20 June 2021

Target Allocation and Rebalancing

By firebynumbers

When I first began investing in ETFs, I will completely admit that I went in quite blindly. I had read a little bit about it (mostly from The Barefoot Investor), but I had not carried out much of my own individual research into what was involved. In the end I jumped into the deep end and threw a chunk of money into A200 (a BetaShares ETF which tracks ASX200). Although I was a bit reckless, I could have done a whole lot worse and in the end, it has worked out fairly well for me.

The only issue is, I had no real investment plan in mind, I was just wanting to get money into ETFs as quickly as possible.
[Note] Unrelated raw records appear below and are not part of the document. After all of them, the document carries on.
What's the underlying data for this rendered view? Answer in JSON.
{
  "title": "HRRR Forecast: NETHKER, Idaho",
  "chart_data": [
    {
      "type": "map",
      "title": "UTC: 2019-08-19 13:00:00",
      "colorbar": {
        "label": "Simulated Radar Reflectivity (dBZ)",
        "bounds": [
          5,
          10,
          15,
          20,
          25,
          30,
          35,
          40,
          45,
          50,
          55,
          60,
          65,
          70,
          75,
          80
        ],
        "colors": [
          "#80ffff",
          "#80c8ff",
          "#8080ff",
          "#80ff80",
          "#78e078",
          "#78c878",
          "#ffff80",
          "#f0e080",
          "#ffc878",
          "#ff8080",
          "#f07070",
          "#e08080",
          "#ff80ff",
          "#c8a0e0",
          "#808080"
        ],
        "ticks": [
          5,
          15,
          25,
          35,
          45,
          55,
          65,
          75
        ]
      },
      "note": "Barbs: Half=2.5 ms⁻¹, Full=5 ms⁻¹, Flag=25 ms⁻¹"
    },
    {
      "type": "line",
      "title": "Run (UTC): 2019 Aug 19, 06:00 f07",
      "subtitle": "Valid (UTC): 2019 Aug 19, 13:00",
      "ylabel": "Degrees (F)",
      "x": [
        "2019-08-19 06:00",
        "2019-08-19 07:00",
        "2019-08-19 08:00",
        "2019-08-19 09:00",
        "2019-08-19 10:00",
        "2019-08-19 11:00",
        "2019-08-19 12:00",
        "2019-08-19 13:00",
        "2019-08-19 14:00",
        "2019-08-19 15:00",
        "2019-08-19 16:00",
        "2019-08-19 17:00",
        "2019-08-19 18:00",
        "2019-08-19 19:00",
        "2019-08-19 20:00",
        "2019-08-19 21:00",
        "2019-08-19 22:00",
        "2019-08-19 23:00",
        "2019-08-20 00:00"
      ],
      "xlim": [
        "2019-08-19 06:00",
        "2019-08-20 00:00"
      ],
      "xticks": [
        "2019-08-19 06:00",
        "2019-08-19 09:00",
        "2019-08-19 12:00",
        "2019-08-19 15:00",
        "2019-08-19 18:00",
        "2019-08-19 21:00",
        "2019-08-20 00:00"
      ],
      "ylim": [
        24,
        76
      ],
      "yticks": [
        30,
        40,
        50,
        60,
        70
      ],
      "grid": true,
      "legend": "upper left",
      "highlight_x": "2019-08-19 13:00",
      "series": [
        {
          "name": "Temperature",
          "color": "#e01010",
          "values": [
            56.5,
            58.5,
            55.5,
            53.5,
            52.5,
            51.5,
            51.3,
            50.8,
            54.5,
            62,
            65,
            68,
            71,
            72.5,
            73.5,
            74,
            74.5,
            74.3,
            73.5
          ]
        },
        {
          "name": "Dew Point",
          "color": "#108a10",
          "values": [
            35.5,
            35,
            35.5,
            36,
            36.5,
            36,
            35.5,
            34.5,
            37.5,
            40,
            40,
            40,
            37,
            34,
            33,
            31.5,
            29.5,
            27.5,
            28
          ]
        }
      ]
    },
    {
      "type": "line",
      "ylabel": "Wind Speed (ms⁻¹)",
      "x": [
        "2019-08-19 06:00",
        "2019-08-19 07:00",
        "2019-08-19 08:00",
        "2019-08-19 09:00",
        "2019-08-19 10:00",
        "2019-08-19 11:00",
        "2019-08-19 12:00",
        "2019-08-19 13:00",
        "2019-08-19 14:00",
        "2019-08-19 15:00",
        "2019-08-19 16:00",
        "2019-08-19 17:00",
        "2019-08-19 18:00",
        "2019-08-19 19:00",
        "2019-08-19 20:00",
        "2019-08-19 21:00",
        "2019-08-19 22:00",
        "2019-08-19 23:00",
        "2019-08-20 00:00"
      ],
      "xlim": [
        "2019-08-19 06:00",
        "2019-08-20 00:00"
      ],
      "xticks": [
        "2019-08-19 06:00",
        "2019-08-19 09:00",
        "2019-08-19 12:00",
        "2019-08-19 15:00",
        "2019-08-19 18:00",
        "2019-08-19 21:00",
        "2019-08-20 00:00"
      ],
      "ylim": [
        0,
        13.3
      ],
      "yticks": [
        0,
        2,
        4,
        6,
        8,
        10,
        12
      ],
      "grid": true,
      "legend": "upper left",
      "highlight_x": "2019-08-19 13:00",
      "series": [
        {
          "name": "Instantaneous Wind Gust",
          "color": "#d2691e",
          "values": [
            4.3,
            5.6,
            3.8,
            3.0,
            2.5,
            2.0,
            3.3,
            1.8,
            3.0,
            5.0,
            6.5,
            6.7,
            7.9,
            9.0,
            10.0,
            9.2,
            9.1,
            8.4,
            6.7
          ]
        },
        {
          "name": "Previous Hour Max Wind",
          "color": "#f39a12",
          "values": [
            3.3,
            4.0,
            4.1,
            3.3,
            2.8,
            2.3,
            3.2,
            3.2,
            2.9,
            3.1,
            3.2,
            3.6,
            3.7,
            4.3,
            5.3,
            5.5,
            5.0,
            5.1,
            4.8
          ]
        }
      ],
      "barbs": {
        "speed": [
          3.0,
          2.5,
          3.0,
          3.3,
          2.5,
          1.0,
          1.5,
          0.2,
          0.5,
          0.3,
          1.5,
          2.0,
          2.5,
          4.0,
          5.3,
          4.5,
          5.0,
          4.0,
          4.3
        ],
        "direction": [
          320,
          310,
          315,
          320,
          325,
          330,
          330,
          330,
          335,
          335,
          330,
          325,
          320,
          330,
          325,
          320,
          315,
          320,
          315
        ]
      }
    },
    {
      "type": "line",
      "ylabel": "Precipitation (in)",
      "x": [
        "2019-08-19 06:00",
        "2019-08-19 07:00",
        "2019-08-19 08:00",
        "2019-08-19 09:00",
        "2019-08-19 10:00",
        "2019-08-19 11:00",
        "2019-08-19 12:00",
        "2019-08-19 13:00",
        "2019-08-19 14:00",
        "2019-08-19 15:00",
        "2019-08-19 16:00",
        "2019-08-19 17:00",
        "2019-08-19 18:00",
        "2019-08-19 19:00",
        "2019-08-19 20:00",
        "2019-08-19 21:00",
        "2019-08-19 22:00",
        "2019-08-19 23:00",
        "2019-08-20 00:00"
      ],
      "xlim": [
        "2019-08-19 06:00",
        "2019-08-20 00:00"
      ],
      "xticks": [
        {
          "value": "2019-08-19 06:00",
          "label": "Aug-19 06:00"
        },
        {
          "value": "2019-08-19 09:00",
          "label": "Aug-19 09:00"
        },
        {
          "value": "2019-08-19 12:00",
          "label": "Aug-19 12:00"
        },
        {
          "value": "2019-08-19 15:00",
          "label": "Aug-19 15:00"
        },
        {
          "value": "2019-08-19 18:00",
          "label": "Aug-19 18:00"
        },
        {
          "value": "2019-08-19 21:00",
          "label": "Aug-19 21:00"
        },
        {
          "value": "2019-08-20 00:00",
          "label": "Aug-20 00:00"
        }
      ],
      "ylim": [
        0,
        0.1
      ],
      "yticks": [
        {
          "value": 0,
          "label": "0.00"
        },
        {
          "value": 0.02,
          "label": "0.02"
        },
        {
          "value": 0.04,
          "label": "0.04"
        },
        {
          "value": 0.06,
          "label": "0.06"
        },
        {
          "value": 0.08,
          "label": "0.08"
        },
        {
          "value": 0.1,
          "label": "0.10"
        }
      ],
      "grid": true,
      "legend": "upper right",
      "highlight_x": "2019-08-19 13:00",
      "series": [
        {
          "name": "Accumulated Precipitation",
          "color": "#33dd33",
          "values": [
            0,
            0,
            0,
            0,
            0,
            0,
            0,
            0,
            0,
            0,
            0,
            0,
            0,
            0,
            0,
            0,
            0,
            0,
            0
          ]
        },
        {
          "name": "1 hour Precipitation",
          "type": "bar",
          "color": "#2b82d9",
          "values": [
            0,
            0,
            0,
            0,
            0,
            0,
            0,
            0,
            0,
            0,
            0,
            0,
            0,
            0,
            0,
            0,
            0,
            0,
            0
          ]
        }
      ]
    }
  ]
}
At the time, I was bringing money back from the US and I knew I did not want it sitting in my savings account for long periods of time, so I put it into ETFs without too much thought.
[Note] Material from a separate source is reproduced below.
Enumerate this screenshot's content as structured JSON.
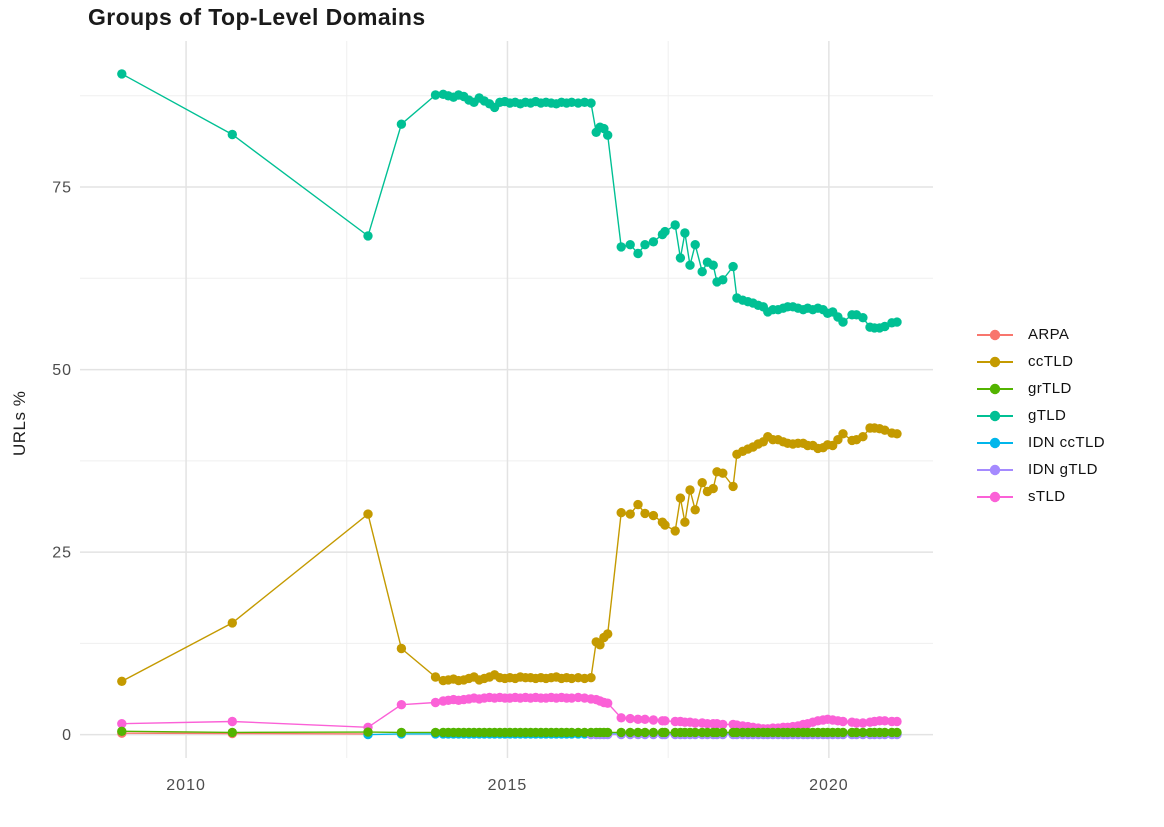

Over a few months however, I realised that I needed to set up a bit of an investment plan, at least I needed to set up target allocations in my portfolio, something that matched with my personal risk profile and what I believe would provide me with a good level of diversification.

My Target Allocation

There are many different variables that you can define stocks and allocate accordingly. Small-cap to large-cap, geographical, by sector, defensive etc, the list is quite substantial. For me however, I will just stick with allocation by geographical. I have given myself the following categories and weightings:

Australia: 32.00%

International: 66.00%

Emerging: 2.00%

I am in no ways advocating for the above target allocation, it is just for my own personal preference. Whoever reads this will no doubt have their own opinion and that is fine, but I am completely fine with my target allocation at the moment. It may change and evolve over time, especially as I do get closer to retirement, but for now I am more than happy with this arrangement.

My Current Allocation

Currently I have the following:

CDX and CQE are individual Australian based stocks, the rest are ETFs between BetaShares and Vanguard.

Next step is to look at these individual shares and ETFs, and see how they are allocated across my desired allocation.

Using the above numbers, I can work out how my current allocation is, and how it compares to my target allocation. The table below shows the results:

It is a pure coincidence that Australia and International are both at 49.12% by the way. But overall you can see that my current allocation for Australia is significantly over the target, and conversely my current allocation for International is below the target.

Rebalancing Portfolio

Rebalancing is not tricky at all, you simply look at whichever allocation is furthest below the target allocation, and when you invest more funds, you choose the ETF/Stock which meets the required criteria. In my instance, next time I choose to invest more funds, I would be putting them into VGS as that is the furthest below my target allocation.

Example: If I had $110,000 to invest (large amount I know, but that is how far behind I am with my target allocation), I would deposit it into VGS. This would then give me the following allocations:

As you can see the numbers are just about in line with the target allocations. The allocation that is furthest from the target now is Emerging markets, unfortunately I do not have any ETFs in my current profile that directly target Emerging Markets, but I could always invest in something like VGE which directly invests in emerging markets to boost that allocation.

It is important to note that over time as ETFs rise and fall, the allocations will change without additional funds being invested. It is important to keep track yourself before you make a purchase to ensure it is still the one that is the furthest below the target allocation.

Summary

I have only provided an example of a target allocation that I have in my portfolio. There are limitless ways you can have an investment plan, and I am only trying to show you how to successfully rebalance a portfolio to meet a target allocation.

By creating a systematic way of rebalancing and contributing to your portfolio, you are able to remove emotion out of the investing process. It is important to trust the system you have developed for yourself, to remove the human impulse from the process.

Finally, I will say that just because you have an investment plan, that does not mean it is set in stone. Being flexible and adaptable is important because as your life and situations change, your investment plan can also change. Over time, you might find yourself gaining more knowledge (like myself for example), and if you feel that your current investment plan is no longer adequate, then it might be time to look at updating it to a more suitable plan.